Where the Test Works Best

The Shapiro-Wilk test is generally considered one of the most powerful normality tests available, meaning it’s better at correctly detecting non-normal data than many alternatives. It performs particularly well with small to moderate sample sizes, roughly 3 to 50 observations, which is where many real-world datasets in research and business fall.

With very large samples (hundreds or thousands of data points), the test becomes extremely sensitive. It will flag even trivial, practically meaningless deviations from perfect normality as statistically significant. In real data, nothing is ever perfectly normal, so a large enough sample will almost always produce a significant result. This doesn’t necessarily mean the data is too non-normal to use parametric tests on. It just means the test is picking up on tiny imperfections that won’t affect your analysis in any meaningful way.

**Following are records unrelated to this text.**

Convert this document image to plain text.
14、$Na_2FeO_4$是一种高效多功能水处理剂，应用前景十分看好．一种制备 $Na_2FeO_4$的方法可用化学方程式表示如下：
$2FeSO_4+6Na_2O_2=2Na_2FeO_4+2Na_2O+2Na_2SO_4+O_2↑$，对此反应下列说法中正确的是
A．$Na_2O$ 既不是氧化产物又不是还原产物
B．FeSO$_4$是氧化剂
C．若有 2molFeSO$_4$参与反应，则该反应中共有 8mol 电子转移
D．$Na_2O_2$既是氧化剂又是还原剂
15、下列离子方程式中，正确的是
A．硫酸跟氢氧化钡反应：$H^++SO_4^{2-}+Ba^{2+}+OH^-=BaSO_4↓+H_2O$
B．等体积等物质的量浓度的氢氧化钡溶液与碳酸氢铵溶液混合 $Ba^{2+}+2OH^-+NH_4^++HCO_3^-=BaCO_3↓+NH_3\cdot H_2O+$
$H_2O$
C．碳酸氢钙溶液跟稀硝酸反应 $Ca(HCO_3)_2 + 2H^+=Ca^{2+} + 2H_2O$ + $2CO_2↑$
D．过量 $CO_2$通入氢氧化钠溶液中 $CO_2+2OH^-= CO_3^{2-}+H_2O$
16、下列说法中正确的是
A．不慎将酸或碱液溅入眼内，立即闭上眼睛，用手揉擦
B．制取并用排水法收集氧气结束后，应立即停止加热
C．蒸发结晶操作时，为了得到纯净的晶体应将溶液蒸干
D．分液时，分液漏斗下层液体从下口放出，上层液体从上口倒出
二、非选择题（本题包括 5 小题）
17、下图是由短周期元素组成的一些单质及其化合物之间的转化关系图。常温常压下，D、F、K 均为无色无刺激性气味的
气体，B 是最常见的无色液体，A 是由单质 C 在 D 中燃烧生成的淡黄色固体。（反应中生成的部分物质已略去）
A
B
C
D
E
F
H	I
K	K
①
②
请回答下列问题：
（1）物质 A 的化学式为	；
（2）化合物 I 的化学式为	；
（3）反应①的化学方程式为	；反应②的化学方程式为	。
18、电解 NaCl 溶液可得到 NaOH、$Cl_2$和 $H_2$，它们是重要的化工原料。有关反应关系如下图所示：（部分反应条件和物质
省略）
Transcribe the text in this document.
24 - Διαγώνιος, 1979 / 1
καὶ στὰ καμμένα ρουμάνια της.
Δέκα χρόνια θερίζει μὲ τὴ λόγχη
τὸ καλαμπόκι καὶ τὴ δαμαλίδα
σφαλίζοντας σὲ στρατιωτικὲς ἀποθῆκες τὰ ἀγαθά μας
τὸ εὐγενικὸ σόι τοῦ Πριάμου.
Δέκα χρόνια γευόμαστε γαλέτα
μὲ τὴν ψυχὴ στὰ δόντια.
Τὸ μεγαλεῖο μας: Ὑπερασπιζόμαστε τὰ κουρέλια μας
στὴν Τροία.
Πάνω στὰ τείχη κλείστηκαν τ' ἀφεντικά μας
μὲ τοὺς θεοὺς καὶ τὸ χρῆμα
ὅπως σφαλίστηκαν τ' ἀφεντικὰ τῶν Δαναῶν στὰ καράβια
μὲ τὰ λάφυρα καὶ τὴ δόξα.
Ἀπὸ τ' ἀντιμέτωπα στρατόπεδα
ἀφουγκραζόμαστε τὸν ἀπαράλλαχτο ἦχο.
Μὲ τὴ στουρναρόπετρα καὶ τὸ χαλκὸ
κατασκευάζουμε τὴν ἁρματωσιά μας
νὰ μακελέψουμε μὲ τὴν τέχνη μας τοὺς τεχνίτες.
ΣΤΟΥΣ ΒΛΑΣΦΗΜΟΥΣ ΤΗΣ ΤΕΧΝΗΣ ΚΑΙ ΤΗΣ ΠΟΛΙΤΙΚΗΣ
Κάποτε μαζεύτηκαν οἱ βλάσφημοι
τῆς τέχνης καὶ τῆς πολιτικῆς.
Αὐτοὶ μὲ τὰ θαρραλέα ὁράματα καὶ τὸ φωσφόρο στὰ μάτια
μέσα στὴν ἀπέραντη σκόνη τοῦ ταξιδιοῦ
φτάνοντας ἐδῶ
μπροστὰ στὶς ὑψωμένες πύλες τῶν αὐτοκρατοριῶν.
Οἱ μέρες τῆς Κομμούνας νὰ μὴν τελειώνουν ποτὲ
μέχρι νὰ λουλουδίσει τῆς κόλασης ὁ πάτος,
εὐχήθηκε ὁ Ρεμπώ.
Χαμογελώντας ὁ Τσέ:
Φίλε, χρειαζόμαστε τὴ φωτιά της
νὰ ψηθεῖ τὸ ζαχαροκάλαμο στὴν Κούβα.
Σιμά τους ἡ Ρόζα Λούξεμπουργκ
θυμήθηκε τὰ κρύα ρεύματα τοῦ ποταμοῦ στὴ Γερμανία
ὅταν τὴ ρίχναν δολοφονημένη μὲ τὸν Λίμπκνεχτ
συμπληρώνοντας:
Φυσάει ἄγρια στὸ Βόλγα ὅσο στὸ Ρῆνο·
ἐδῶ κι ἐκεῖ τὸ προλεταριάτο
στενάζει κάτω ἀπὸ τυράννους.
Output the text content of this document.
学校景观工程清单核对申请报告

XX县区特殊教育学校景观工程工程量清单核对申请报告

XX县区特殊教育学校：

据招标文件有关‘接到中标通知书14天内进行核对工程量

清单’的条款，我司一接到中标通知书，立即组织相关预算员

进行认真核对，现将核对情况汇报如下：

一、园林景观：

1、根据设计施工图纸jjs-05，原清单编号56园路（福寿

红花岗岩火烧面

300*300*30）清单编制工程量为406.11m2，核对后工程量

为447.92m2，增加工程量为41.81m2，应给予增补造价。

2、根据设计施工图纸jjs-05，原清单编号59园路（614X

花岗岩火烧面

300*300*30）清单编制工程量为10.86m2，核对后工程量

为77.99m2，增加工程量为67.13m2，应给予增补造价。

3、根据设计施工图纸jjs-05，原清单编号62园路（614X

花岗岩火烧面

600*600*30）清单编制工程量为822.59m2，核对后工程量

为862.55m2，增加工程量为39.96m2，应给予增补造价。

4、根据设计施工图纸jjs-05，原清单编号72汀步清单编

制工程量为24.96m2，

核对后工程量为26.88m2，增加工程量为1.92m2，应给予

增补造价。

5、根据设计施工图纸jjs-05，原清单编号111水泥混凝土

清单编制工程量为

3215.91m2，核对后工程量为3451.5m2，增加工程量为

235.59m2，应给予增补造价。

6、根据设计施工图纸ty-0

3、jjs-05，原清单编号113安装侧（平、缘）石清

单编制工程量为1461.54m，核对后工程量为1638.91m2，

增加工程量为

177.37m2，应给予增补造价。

For this reason, statisticians recommend not relying on the Shapiro-Wilk test alone when your sample is large. Visual checks become more useful at that point.

Combining With Visual Methods

The Shapiro-Wilk test gives you a single yes-or-no answer, but it doesn’t tell you how your data deviates from normality or what shape it actually takes. That’s why it’s best used alongside visual tools that let you see the distribution for yourself.

A Q-Q plot (quantile-quantile plot) is the most common companion. It plots your data points against where they would fall if the data were perfectly normal. If the points follow a straight diagonal line, your data is approximately normal. Curves or S-shapes reveal skewness or heavy tails. A histogram gives you a quick visual impression of the overall shape, letting you spot obvious skew or multiple peaks. Together, these tools tell you not just whether your data is non-normal, but in what way, which helps you decide what to do about it.

The best practice is to use all three: the Shapiro-Wilk p-value for a formal statistical check, a Q-Q plot for detail on where the deviations occur, and a histogram for the big picture. If all three point the same direction, you can be confident in your conclusion about the data’s shape.